I left thinking about the concept of “actions speaking louder than words.” Kick told a story about students in a college lecture hall. Picture your typical college lecture hall, and then also picture it littered with trash left over from a class. Papers on the floor, empty soda cans, etc. As students attending the next class in the hall file in, most simply take their seats and go about their own personal business. But, one person begins picking up trash in his area and then sits back down. Immediately, others follow suit and do the same, cleaning up near their respective areas. Were any verbal instructions given? No. Actions speak louder than words. A simple, easy gesture from one student led to action from several others. Interesting.

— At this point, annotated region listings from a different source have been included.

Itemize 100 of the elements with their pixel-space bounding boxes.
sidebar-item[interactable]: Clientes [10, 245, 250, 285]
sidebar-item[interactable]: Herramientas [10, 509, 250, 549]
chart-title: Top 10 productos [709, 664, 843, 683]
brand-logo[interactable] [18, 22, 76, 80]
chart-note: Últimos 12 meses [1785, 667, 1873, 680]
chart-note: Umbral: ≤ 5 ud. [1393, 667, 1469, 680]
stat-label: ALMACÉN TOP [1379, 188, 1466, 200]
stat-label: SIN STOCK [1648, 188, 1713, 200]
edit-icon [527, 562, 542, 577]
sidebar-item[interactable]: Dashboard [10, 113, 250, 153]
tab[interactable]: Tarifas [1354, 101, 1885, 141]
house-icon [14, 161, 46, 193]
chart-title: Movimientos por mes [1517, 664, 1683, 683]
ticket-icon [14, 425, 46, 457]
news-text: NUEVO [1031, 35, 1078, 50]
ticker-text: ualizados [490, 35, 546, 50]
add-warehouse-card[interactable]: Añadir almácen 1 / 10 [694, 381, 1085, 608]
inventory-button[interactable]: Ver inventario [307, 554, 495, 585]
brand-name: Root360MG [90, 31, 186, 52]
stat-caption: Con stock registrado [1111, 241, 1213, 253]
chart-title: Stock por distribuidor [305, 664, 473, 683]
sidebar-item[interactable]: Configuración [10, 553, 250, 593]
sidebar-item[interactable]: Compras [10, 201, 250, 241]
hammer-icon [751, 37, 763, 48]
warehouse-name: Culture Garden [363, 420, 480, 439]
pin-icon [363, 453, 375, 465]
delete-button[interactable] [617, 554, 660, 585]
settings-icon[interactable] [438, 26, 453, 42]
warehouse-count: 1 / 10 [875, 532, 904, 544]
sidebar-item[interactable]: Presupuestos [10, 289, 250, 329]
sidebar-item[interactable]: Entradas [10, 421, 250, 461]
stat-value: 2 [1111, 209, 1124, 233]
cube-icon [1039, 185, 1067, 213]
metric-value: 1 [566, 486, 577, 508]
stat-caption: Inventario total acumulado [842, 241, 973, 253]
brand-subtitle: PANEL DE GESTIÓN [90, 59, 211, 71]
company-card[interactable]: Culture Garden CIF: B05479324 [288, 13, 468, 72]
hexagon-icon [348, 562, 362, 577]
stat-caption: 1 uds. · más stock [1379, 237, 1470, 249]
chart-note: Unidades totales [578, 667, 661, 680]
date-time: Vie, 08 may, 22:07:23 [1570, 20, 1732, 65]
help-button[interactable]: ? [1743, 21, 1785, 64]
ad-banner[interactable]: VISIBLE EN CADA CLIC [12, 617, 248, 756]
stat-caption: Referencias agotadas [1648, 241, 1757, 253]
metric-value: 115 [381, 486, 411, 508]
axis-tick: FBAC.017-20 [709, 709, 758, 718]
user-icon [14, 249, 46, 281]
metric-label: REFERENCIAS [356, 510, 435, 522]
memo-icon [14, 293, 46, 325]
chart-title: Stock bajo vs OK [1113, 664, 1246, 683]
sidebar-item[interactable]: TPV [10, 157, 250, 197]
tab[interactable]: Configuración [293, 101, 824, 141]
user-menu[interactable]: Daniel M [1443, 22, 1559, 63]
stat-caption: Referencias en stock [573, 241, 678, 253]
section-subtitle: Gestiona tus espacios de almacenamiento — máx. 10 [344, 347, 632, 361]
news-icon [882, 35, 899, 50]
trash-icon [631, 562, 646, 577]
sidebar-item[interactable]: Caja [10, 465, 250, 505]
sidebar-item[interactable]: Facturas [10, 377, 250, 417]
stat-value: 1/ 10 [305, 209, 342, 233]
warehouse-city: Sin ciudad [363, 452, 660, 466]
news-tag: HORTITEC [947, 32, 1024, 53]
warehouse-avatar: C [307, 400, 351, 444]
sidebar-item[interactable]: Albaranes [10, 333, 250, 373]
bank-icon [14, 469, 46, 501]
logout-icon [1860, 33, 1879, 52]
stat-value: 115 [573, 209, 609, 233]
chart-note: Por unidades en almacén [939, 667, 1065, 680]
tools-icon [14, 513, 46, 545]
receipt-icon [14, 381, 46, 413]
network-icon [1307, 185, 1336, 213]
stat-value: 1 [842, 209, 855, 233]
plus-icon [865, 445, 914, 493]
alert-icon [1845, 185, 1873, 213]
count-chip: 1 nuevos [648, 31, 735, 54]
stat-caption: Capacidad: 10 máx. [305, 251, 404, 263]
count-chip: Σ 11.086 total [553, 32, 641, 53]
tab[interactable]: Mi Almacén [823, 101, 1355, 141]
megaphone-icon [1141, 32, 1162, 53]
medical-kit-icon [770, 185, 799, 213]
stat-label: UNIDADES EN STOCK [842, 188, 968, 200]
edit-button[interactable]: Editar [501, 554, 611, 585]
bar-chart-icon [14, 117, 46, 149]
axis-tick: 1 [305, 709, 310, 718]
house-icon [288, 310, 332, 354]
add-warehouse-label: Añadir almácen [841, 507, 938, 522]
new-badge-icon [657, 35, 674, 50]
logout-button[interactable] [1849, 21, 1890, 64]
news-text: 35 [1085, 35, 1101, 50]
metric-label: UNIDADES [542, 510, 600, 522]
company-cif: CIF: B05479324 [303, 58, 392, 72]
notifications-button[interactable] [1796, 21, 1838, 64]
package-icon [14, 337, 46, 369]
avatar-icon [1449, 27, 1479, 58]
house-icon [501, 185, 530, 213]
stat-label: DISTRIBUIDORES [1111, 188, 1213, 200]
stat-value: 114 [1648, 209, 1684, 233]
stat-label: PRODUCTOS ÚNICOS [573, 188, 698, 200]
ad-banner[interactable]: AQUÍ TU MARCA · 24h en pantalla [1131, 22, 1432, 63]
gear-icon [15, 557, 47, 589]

Attitude really is everything, and I was reminded of that as well. As Kick discussed that “you get what you give,” I was reminded of a quote from John Horn that I truly love. “Anyone can be cranky or unkind or mediocre. Being positive and kind and excellent takes a lot more discipline and power."
At times when I’m feeling tired and unwilling to give any more of myself, I try to remind myself of this quote. I’m, admittedly, not perfect and sometimes forget this. But, it’s a quote that has stuck with me, and Kick’s session reminded me of this concept.
Leadership Weekend continues tomorrow, and I look forward to seeing what happens next!
The SWAG Team is a special group of volunteers who give their talent and time at the MFA Summer Symposium to ensure the best possible experience for students and directors. The Inaugural SWAG Scholarship was awarded at the 2011 Summer Symposium to Fiona McGowan, a senior music education and German major at the University of Dayton. McGowan has served as a SWAG for the last three years and was a student participant at the 2006 Symposium. Anmol Mehra, SWAG alumnus, created the $1,000 scholarship to support an exceptional SWAG with college tuition. The scholarship recipient was chosen based on exemplary leadership skills, academic excellence, service to others and a commitment and passion for music and arts education.
Congratulations, Fiona and thank you, Anmol!